90lı yıllarda mecburi hizmet için gittiğim Anadolunun göbeğinde Kayseri’de, 22 yaşında 4 çocuk
annesi bayanları gördüğümde gözlerim büyümüştü şaşkınlıktan! Hala mı diye ve hala da devam ediyor
ve edecek görünüyor. Bunlar 40 yaşında beli bükülmüş kaynanaya dönüşürler. Erken evliliğin
yorduğuna örnek atasözü: “sandıktaki kumaş eskimez” dir. Bahsedilen kumaş, tabi ki genç kızlardır.
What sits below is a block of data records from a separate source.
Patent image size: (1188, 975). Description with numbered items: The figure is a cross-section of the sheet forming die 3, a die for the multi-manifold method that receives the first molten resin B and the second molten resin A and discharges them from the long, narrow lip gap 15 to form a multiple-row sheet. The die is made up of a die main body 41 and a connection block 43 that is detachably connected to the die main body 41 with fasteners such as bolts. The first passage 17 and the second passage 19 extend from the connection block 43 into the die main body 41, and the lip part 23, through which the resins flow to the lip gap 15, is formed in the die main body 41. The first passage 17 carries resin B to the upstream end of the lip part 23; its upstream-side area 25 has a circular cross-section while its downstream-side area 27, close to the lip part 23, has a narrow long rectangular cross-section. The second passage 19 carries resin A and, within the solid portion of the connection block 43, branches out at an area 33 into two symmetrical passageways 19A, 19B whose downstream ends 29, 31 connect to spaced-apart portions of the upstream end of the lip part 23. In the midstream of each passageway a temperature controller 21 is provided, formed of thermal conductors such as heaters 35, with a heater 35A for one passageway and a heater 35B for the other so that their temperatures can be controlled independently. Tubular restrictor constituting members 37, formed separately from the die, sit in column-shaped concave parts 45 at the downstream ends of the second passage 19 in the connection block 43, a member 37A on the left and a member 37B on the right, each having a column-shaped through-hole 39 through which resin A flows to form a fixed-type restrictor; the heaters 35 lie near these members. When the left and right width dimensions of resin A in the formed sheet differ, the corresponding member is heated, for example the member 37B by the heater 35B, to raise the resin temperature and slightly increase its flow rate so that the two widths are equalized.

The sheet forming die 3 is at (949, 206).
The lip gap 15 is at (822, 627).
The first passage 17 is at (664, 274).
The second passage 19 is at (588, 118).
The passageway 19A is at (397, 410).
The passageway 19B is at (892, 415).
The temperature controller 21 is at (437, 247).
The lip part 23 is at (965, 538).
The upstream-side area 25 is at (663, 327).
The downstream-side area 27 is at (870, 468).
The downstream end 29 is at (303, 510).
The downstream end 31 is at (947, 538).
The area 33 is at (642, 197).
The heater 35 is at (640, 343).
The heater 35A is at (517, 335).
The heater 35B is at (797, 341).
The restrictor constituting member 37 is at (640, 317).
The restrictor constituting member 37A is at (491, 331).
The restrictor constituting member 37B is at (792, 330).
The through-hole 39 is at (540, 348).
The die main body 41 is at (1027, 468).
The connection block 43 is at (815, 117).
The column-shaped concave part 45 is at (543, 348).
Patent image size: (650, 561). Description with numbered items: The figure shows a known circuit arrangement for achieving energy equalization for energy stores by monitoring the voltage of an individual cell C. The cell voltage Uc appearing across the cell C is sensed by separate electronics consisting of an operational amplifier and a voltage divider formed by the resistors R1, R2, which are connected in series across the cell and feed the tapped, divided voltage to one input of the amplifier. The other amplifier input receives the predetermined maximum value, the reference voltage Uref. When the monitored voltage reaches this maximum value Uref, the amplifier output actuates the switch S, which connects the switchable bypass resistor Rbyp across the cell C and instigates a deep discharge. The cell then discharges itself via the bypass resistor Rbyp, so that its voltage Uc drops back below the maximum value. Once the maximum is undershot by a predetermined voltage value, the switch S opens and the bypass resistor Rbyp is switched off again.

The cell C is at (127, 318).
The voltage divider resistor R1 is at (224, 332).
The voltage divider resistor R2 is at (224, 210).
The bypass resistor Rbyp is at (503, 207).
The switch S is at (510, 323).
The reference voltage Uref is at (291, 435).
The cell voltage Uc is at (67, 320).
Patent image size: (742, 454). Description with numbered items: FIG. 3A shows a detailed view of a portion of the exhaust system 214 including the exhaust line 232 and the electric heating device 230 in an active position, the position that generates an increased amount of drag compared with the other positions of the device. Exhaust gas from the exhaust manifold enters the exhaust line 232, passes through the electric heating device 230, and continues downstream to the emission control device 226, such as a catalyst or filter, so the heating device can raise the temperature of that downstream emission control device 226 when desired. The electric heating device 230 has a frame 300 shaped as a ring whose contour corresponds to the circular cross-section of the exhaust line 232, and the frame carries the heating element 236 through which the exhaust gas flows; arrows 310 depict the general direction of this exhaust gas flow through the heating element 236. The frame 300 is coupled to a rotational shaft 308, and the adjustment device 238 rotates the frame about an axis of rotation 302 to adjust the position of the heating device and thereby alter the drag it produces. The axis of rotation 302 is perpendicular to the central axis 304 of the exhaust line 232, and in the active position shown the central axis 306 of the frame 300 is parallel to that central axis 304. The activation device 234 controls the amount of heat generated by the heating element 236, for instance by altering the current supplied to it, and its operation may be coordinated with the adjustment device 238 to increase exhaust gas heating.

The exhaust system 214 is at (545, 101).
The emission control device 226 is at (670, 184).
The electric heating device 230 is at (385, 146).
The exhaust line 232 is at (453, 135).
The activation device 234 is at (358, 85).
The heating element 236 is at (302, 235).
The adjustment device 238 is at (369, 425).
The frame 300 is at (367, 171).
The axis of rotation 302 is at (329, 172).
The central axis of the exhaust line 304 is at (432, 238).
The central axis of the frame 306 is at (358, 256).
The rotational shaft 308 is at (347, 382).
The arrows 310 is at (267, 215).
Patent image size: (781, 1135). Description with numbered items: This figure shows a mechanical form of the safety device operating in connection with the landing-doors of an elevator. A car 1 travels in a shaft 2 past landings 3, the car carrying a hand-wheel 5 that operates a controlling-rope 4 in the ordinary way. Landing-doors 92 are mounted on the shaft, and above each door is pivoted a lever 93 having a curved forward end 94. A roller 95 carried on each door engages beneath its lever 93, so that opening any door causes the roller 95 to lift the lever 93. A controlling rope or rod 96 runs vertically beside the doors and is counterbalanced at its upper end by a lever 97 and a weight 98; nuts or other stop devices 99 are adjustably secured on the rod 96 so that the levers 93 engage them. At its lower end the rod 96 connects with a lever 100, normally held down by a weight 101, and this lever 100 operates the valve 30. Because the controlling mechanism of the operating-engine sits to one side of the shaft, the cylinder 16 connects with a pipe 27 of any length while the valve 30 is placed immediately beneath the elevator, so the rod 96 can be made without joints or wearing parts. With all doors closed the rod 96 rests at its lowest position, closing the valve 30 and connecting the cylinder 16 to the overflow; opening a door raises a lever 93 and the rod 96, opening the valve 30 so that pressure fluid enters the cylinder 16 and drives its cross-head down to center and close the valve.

Son 5 yıldır geri, döndüğüm İstanbul’da çok şey değişmiş olsa da kimi sonuçlar birebir. 24 yaşında
şahane hoş bir genç kız , nişanlıydı ve nişanlısının attığı adımdan haberi olsun istiyor kıskanıyordu ve
bunu da doğal karşılıyordu. İçimden düşünüyordum “bu kadar genç ve hoşken kendine de,
partnerine de güvenmeyen bu genç hanım 34,44,54 yaşlarında ne yapacak” diye. Anlatmaya başladı.
14-24 yaş ortası 4 uzun ve yakın ilgisi olmuş. 14 yaşında iken aldatılmayı yaşamıştı. Travması tedavi
edilmeden yenilerine yelken açmıştı. Yetişkin 30-50-70 li yaşlarla bayanların taşıyamadığı “aldatılma
travmasını” körpecikken içinde yaşamış ve sızlanamamıştı bile. Depresyonda bireyler birkaç kilo
zayıflarken aldatılan bayanları 8-10 kg zayıflayıp elbiselerinin içinde kaybolduklarını sayısız defa
izlemişimdir.
Acemice, erken münasebetler yıpratıyor çocukları. Gençlere daha çok danışmanlık hizmeti sunulmalı.